Dear Brothers and Sisters, Menanggapi usulan beberapa teman yang ingin agar Krishna Katta tentang Bhagavatam ini dilanjutkan, maka dengan kerendahan hati saya akhirnya bekerja untuk memenuhi permintaan mulia itu, maka kelanjutan Bhagavatam yang sempat mandek beberapa hari lalu akan saya sambung kembali dari bagian ke 19. semoga besar manfaatnya bagi spiritualitas anda.  Selamat merenungi hakikat spiritual di dalamnya.
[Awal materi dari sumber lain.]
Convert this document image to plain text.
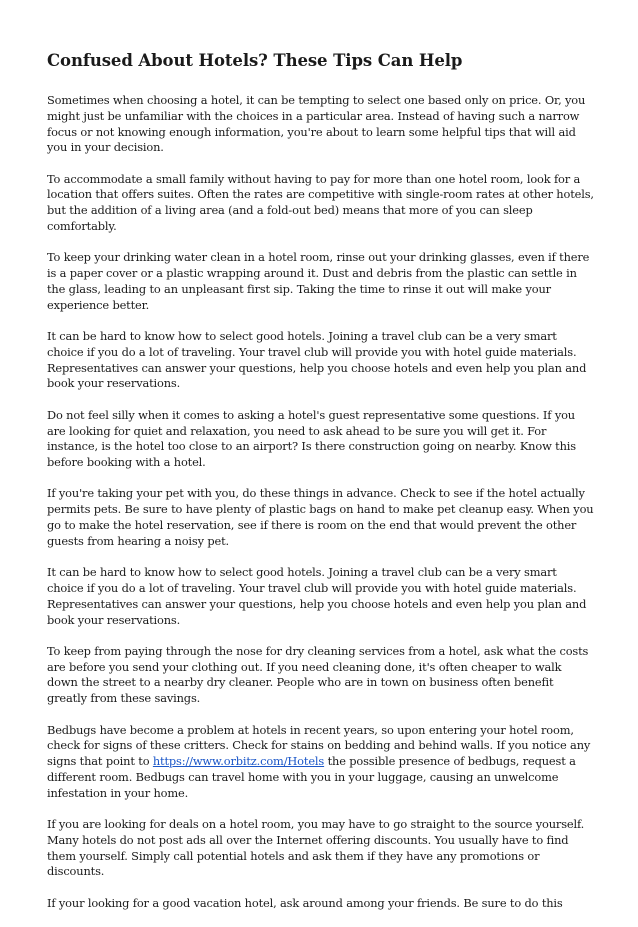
Confused About Hotels? These Tips Can Help

Sometimes when choosing a hotel, it can be tempting to select one based only on price. Or, you might just be unfamiliar with the choices in a particular area. Instead of having such a narrow focus or not knowing enough information, you're about to learn some helpful tips that will aid you in your decision.

To accommodate a small family without having to pay for more than one hotel room, look for a location that offers suites. Often the rates are competitive with single-room rates at other hotels, but the addition of a living area (and a fold-out bed) means that more of you can sleep comfortably.

To keep your drinking water clean in a hotel room, rinse out your drinking glasses, even if there is a paper cover or a plastic wrapping around it. Dust and debris from the plastic can settle in the glass, leading to an unpleasant first sip. Taking the time to rinse it out will make your experience better.

It can be hard to know how to select good hotels. Joining a travel club can be a very smart choice if you do a lot of traveling. Your travel club will provide you with hotel guide materials. Representatives can answer your questions, help you choose hotels and even help you plan and book your reservations.

Do not feel silly when it comes to asking a hotel's guest representative some questions. If you are looking for quiet and relaxation, you need to ask ahead to be sure you will get it. For instance, is the hotel too close to an airport? Is there construction going on nearby. Know this before booking with a hotel.

If you're taking your pet with you, do these things in advance. Check to see if the hotel actually permits pets. Be sure to have plenty of plastic bags on hand to make pet cleanup easy. When you go to make the hotel reservation, see if there is room on the end that would prevent the other guests from hearing a noisy pet.

It can be hard to know how to select good hotels. Joining a travel club can be a very smart choice if you do a lot of traveling. Your travel club will provide you with hotel guide materials. Representatives can answer your questions, help you choose hotels and even help you plan and book your reservations.

To keep from paying through the nose for dry cleaning services from a hotel, ask what the costs are before you send your clothing out. If you need cleaning done, it's often cheaper to walk down the street to a nearby dry cleaner. People who are in town on business often benefit greatly from these savings.

Bedbugs have become a problem at hotels in recent years, so upon entering your hotel room, check for signs of these critters. Check for stains on bedding and behind walls. If you notice any signs that point to https://www.orbitz.com/Hotels the possible presence of bedbugs, request a different room. Bedbugs can travel home with you in your luggage, causing an unwelcome infestation in your home.

If you are looking for deals on a hotel room, you may have to go straight to the source yourself. Many hotels do not post ads all over the Internet offering discounts. You usually have to find them yourself. Simply call potential hotels and ask them if they have any promotions or discounts.

If your looking for a good vacation hotel, ask around among your friends. Be sure to do this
Pada waktu Wyasa menceritakan kisah Takshaka, Parikshit mendengarkan dengan penuh perhatian. Ketika beliau menyudahinya, Parikshit bertanya dengan heran, “Apakah alasan yang menyebabkan Kaurawa menganiaya dan menghina nenek ananda, Draupadi? Bagaimana para kakek ananda menanggung penghinaan yang ditimpakan Kaurawa kepada permaisuri mereka? Bagaimana kejadiannya sehingga mereka hanya diam menyaksikan tanpa mampu membalas atau menghukum Kaurawa ketika permaisuri mereka dihina di depan umum dalam sidang keraton? Nanda benar-benar tidak mengerti bagaimana peristiwa ini terjadi. Ceritakanlah kejadian yang sesungguhnya kepada nanda agar menjadi jelas. Ananda yakin maharesi dapat melenyapkan keraguan nanda.”
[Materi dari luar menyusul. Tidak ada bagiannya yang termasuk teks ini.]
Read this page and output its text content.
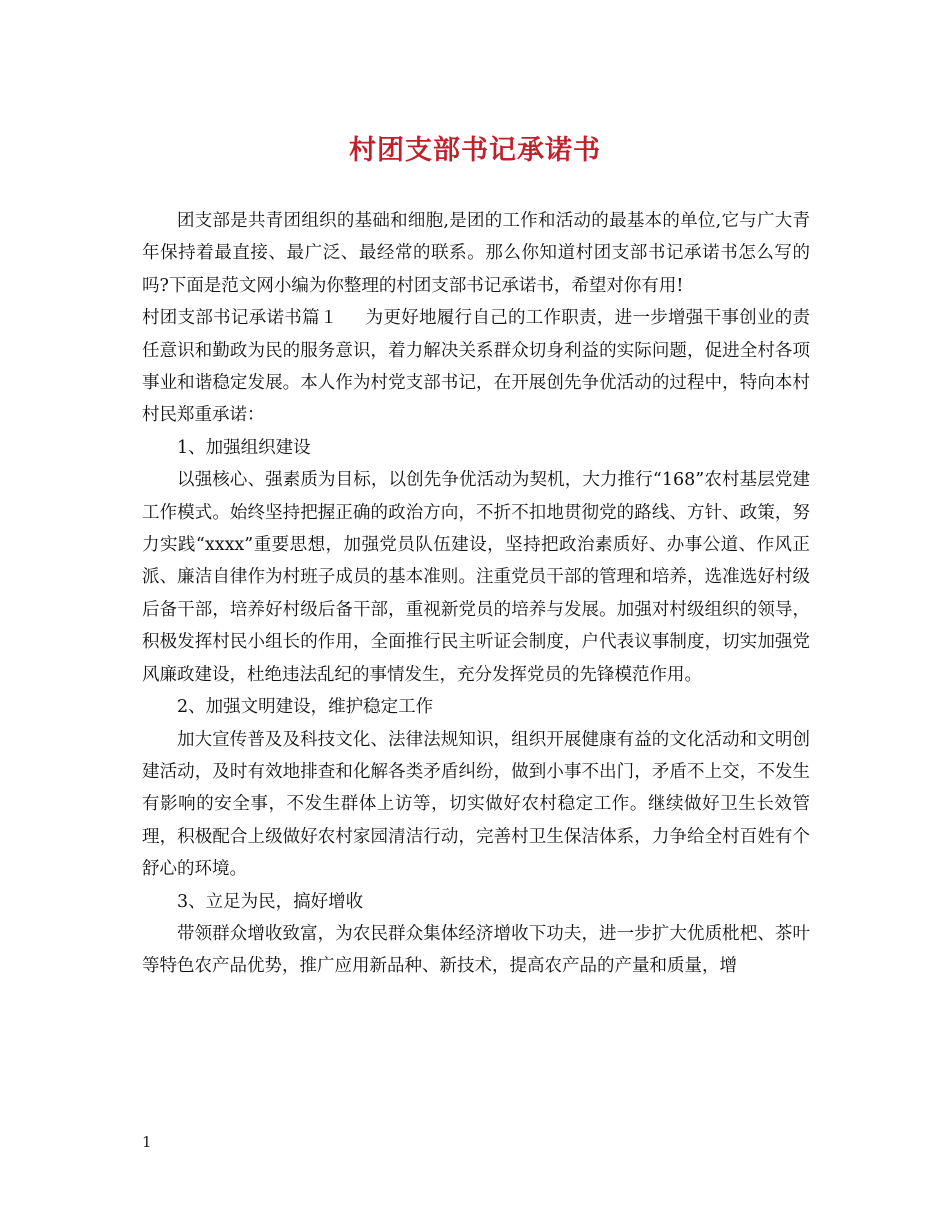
村团支部书记承诺书

团支部是共青团组织的基础和细胞,是团的工作和活动的最基本的单位,它与广大青年保持着最直接、最广泛、最经常的联系。那么你知道村团支部书记承诺书怎么写的吗?下面是范文网小编为你整理的村团支部书记承诺书，希望对你有用!

村团支部书记承诺书篇１ 为更好地履行自己的工作职责，进一步增强干事创业的责任意识和勤政为民的服务意识，着力解决关系群众切身利益的实际问题，促进全村各项事业和谐稳定发展。本人作为村党支部书记，在开展创先争优活动的过程中，特向本村村民郑重承诺：

1、加强组织建设

以强核心、强素质为目标，以创先争优活动为契机，大力推行“168”农村基层党建工作模式。始终坚持把握正确的政治方向，不折不扣地贯彻党的路线、方针、政策，努力实践“xxxx”重要思想，加强党员队伍建设，坚持把政治素质好、办事公道、作风正派、廉洁自律作为村班子成员的基本准则。注重党员干部的管理和培养，选准选好村级后备干部，培养好村级后备干部，重视新党员的培养与发展。加强对村级组织的领导，积极发挥村民小组长的作用，全面推行民主听证会制度，户代表议事制度，切实加强党风廉政建设，杜绝违法乱纪的事情发生，充分发挥党员的先锋模范作用。

2、加强文明建设，维护稳定工作

加大宣传普及及科技文化、法律法规知识，组织开展健康有益的文化活动和文明创建活动，及时有效地排查和化解各类矛盾纠纷，做到小事不出门，矛盾不上交，不发生有影响的安全事，不发生群体上访等，切实做好农村稳定工作。继续做好卫生长效管理，积极配合上级做好农村家园清洁行动，完善村卫生保洁体系，力争给全村百姓有个舒心的环境。

3、立足为民，搞好增收

带领群众增收致富，为农民群众集体经济增收下功夫，进一步扩大优质枇杷、茶叶等特色农产品优势，推广应用新品种、新技术，提高农产品的产量和质量，增

1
Parikshit memohon dengan mata berkaca-kaca dan sikap yang demikian rendah hati sehingga Wyasa berkata, "Nak, Pandawa selalu taat mengikuti hukum moral; mereka tidak pernah mengingkari kata yang telah diucapkan. Mereka mengikuti peraturan bahwa pihak yang kalah tidak berhak menantang pihak yang menang. Kakek Ananda dan adik-adiknya mengakui keunggulan moral Dharmaraja, kakak sulung mereka, dan menahan diri. Jika tidak, pastilah Kaurawa yang busuk itu telah mereka habisi agar berkubang dalam darahnya sendiri dan mayatnya dilemparkan agar dicabik-cabik oleh anjing dan burung-burung pemakan bangkai."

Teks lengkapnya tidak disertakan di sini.